Fighting cancer: remodeling the tumor microenvironment

Studying the tumour immune microenvironment

Tumours are defined by the sum of a tumour microenvironment and tumour cells. The reprogramming of immune cells within the tumour immune microenvironment (TIME) contributes to cancer development, progression and metastasis. Immune cells with immunosuppressive functions play a key role in oncogenesis and rely on mitochondria to maintain their energy production and growth.

Atovaquone (ATO), a drug used to treat malaria, is known to inhibit the mitochondrial respiratory chain. Researchers have recently developed a mitochondria-targeted derivative of atovaquone (Mito-ATO) that inhibits the mitochondrial respiratory chain and anti-tumour activity in vivo. Using an in situ vaccination approach, local injection of Mito-ATO into primary tumours triggered potent T-cell immune responses locally and at distant tumour sites.
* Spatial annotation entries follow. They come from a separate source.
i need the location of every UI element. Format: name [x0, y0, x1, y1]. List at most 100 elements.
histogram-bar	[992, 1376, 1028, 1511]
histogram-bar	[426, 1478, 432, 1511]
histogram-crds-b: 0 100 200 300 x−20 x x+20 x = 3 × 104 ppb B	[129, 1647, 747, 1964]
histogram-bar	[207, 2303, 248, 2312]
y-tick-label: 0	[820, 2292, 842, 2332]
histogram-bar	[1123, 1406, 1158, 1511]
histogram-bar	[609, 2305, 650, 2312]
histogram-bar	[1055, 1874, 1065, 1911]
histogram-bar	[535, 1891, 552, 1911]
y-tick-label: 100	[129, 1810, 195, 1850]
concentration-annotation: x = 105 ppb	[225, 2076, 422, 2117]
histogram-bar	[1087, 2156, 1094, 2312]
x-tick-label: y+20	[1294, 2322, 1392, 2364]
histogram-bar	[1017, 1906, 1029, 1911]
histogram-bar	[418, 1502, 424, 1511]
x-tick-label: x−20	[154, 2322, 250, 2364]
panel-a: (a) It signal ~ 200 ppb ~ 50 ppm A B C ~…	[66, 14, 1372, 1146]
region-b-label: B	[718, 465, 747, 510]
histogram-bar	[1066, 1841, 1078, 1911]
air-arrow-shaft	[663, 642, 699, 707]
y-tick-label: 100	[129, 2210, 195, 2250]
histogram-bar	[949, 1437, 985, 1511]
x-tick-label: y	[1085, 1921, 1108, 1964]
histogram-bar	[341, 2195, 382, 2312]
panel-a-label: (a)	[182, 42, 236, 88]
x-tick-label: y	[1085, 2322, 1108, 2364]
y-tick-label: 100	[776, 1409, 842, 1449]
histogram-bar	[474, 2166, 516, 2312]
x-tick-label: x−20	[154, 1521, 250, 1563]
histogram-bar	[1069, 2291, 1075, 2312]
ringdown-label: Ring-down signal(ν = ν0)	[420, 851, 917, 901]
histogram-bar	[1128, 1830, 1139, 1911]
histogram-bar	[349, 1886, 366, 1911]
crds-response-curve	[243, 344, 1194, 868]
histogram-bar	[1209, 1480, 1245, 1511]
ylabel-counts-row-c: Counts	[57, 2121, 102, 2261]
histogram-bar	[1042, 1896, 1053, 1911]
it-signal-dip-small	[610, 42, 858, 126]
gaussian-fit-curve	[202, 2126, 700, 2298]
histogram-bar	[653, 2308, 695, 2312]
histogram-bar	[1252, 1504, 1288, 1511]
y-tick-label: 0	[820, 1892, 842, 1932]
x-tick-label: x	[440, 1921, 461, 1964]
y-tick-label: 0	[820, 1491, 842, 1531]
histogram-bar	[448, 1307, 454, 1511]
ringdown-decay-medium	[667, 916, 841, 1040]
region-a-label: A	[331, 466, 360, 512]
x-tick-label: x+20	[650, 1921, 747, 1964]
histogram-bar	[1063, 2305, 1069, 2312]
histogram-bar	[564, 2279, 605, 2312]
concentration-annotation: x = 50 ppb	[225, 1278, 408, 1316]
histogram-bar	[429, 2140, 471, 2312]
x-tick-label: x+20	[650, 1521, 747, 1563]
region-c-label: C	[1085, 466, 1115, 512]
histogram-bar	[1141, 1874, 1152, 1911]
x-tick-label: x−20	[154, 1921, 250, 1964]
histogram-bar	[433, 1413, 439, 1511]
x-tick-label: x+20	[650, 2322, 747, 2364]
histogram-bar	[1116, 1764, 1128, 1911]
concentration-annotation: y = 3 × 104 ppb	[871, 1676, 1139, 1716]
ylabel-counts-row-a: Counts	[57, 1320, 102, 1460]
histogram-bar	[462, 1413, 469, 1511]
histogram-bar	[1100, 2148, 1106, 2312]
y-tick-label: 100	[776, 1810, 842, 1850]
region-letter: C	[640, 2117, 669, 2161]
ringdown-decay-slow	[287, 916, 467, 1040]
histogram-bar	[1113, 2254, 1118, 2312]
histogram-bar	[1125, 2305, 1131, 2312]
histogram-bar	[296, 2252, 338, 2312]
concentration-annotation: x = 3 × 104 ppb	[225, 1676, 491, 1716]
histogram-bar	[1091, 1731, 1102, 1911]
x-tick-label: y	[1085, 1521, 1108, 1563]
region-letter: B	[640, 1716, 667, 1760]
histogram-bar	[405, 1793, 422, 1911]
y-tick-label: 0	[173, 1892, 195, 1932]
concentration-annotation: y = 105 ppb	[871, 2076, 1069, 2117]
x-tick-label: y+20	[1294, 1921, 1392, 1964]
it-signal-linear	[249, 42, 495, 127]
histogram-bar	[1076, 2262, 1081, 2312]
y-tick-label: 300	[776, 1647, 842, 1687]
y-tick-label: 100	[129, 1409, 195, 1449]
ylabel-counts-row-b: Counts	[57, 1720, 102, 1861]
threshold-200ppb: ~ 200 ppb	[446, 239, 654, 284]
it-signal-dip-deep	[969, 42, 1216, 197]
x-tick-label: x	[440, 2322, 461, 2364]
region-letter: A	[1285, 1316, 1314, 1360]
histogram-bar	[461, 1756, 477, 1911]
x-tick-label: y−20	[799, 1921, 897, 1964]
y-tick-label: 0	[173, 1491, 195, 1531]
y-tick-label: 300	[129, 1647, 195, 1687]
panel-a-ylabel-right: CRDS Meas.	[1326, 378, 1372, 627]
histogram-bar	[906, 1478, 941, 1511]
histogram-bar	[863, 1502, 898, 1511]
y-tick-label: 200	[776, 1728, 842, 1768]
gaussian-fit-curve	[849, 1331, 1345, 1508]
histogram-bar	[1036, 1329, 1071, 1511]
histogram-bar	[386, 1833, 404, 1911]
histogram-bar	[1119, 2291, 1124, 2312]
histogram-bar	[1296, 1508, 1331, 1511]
To study TIME, the researchers sequenced the RNA of immune cells from mice with lung tumours, treated with or without Mito-ATO, making it possible to map the different types of immune cells present in TIME. They found that treatment with Mito-ATO led to a significant reduction in the proportion of depleted CD8- T lymphocytes and an increase in the proportion of effector ("anti-tumour") memory CD8- T lymphocytes, which will be able to fight any recurrence. Mito-ATO also over-expresses genes involved in the recruitment of CD8+ T lymphocytes.

Enhancing anti-tumour immune cells

The metabolic activity studied within TIME showed that Mito-ATO significantly overexpressed oxidative phosphorylation (OXPHOS) activity in four populations of anti-tumour immune cells and suggested that this treatment could induce the differentiation of infection-fighting CD8+ T lymphocytes. In contrast, Mito-ATO significantly decreased OXPHOS activity in five pro-tumour immune cell populations.

Similarly, the key metabolic reactions of the Krebs cycle and glutaminolysis, which create energy for the cells, were intensified in anti-tumour immune cell populations, whereas they were reduced in pro-tumour immune cell populations.

Treatment with Mito-ATO also improves energy metabolism and suppresses cell death in anti-tumour immune cells, enabling them to fight cancer for longer. At the same time, Mito-ATO inhibits energy metabolism and promotes cell death in pro-tumour immune cells.

Finally, Mito-ATO has the ability to kill tumour cells directly by inhibiting tumour cell respiration, but also to promote anti-cancer immunity in the lung by remodelling the tumour microenvironment and improving the energy metabolism of anti-tumour immune cells.

Mito-ATO: a considerable clinical potential

Overall, we can therefore note that the use of Mito-ATO shuffles the cards with regard to lung cancer by promoting the proliferation and action of anti-tumour cells, while reducing the action of protumour cells.  The metabolic plasticity induced by Mito-ATO treatment could well contribute to the overall efficacy of this drug against lung tumours.

The Mito-ATO analogue, atovaquone, is already being tested in cancer clinical trials. As Mito-ATO is much more potent against human cancer cell lines than ATO, it is reasonable to predict that Mito-ATO has considerable clinical promise, alone and/or in combination with radiation or immunotherapy.

This work is the fruit of a long collaboration, recently supported by the CNRS IRP program (SuperO2) and bringing together researchers from the Institut de Chimie Radicalaire (ICR, Aix Marseille Université/CNRS), the Medical College of Wisconsin and the Houston Methodist Research Institute.